Is the double inclusion problem (solved by include guards & #pragma once) simply a preprocessor imperfection, which its causes being sorts of historical?
There is no double inclusion problem; rather, there is a multiple definition problem. Though it depends on the content of the header, without multiple-inclusion guards it would be relatively common for multiple inclusion of the same header to effect disallowed multiple definition of one or more identifiers. The convention of using multiple-inclusion guards was developed to protect against that, and it has become routine practice even for headers that don't actually present a multiple-inclusion problem.
Functions and objects should not be defined in headers, though declaring these in headers is one of headers' main use cases. It's fairly easy to avoid that aspect of the issue. It used to be the case, however, that it was an technically an error to redeclare the same typedef
name, even with an identical definition, and some pre-standardization compilers rejected even identical redefinition of macros. Neither of these is an issue in modern C (C2011).

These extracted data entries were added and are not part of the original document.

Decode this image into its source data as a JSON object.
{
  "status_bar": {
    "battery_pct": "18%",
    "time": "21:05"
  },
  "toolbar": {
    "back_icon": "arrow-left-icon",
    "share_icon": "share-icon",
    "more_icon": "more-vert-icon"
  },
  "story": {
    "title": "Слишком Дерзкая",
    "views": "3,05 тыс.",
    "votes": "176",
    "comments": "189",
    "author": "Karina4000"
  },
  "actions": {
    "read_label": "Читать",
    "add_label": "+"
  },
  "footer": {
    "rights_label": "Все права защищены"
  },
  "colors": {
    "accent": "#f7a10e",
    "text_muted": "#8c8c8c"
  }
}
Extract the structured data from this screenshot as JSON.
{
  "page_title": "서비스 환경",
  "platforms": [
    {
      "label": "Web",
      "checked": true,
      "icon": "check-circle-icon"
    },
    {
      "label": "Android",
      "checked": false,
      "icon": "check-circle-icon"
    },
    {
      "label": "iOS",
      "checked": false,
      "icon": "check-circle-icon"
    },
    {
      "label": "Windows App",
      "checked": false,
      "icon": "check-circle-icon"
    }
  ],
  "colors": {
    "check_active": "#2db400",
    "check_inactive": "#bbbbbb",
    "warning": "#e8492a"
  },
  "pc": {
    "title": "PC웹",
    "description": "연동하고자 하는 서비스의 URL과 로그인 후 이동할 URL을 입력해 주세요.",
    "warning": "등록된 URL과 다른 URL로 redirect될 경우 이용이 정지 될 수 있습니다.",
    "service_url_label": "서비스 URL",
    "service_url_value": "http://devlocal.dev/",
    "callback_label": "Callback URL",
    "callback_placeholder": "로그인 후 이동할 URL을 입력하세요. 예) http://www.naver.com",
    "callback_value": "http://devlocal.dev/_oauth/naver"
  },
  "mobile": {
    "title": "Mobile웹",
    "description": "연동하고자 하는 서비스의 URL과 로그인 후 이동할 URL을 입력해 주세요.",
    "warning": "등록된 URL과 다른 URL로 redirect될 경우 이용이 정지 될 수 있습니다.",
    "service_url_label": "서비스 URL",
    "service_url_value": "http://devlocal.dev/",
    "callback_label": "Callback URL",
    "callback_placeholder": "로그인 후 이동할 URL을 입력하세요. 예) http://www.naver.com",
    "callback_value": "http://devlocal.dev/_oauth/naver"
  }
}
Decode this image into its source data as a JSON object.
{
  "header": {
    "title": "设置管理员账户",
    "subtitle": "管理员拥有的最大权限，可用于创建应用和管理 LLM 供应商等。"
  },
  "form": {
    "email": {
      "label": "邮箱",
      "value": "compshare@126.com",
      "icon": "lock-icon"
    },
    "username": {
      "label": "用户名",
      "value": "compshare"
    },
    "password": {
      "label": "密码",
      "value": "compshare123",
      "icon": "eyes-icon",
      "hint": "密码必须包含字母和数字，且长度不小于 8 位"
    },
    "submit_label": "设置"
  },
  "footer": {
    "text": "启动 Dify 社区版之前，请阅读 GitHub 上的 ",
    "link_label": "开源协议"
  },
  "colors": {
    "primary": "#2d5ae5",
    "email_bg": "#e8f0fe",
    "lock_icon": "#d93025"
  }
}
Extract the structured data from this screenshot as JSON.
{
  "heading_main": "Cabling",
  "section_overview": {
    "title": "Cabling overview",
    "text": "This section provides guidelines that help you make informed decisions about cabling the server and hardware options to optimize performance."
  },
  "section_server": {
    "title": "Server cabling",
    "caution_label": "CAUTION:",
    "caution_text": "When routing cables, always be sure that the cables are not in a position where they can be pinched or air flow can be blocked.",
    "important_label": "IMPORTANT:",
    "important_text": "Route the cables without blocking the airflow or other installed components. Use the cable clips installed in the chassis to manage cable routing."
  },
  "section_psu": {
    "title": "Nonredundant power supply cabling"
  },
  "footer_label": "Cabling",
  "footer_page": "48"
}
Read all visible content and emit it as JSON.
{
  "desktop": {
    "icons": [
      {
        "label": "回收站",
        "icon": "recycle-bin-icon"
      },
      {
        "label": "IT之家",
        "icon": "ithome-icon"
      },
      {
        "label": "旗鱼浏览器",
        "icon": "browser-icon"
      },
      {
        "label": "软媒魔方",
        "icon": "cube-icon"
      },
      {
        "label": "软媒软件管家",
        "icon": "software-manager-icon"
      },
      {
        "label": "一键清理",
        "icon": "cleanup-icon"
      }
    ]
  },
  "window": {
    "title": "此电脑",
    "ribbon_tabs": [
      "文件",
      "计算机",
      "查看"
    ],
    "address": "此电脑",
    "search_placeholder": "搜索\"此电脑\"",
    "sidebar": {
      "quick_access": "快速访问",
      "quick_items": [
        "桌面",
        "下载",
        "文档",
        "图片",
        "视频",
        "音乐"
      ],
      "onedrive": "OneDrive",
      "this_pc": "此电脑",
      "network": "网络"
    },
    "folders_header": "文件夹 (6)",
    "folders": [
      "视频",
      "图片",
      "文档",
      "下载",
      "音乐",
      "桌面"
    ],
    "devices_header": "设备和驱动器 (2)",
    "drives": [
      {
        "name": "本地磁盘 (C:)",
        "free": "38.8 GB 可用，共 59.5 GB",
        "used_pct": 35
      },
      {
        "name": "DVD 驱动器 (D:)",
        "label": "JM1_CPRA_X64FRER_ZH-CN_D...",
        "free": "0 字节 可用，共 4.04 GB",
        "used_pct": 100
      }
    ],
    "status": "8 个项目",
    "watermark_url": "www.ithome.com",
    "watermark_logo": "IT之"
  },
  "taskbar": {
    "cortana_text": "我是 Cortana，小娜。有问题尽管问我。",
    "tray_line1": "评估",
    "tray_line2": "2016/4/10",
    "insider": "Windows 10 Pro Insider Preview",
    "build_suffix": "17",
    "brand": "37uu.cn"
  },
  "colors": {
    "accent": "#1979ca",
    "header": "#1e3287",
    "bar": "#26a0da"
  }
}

What does remain an issue is redefinition of struct
, union
, and enum
types -- this is still disallowed, even if the redefinition changes nothing. Secondarily, it is not uncommon for the meaning of the contents of a header file to be dependent on symbols that may be defined elsewhere in the translation unit. If such a header's contents are included more than once in the TU then it is possible for them to have different meaning on the two inclusions. That can lead to incompatible multiple declarations.
The point to be understood is that whether multiple-inclusion of the contents of a given header is wrong is a function of those contents.
Additionally, I already described how conditional compilation makes it possible for the meaning of a header to differ depending on where it is included relative to the rest of the translation unit. Although this can contribute to producing disallowed incompatible declarations or multiple definitions, it can also produce perfectly valid code.
TL;DR: multiple inclusion of header files is not inherently wrong, and can serve a useful purpose. It is therefore not a flaw that the C preprocessor does not automatically protect against multiple inclusion. It is reasonable for the responsibility to rest on the contents of each header to exhibit suitable behavior when that header is included more than once into the same translation unit.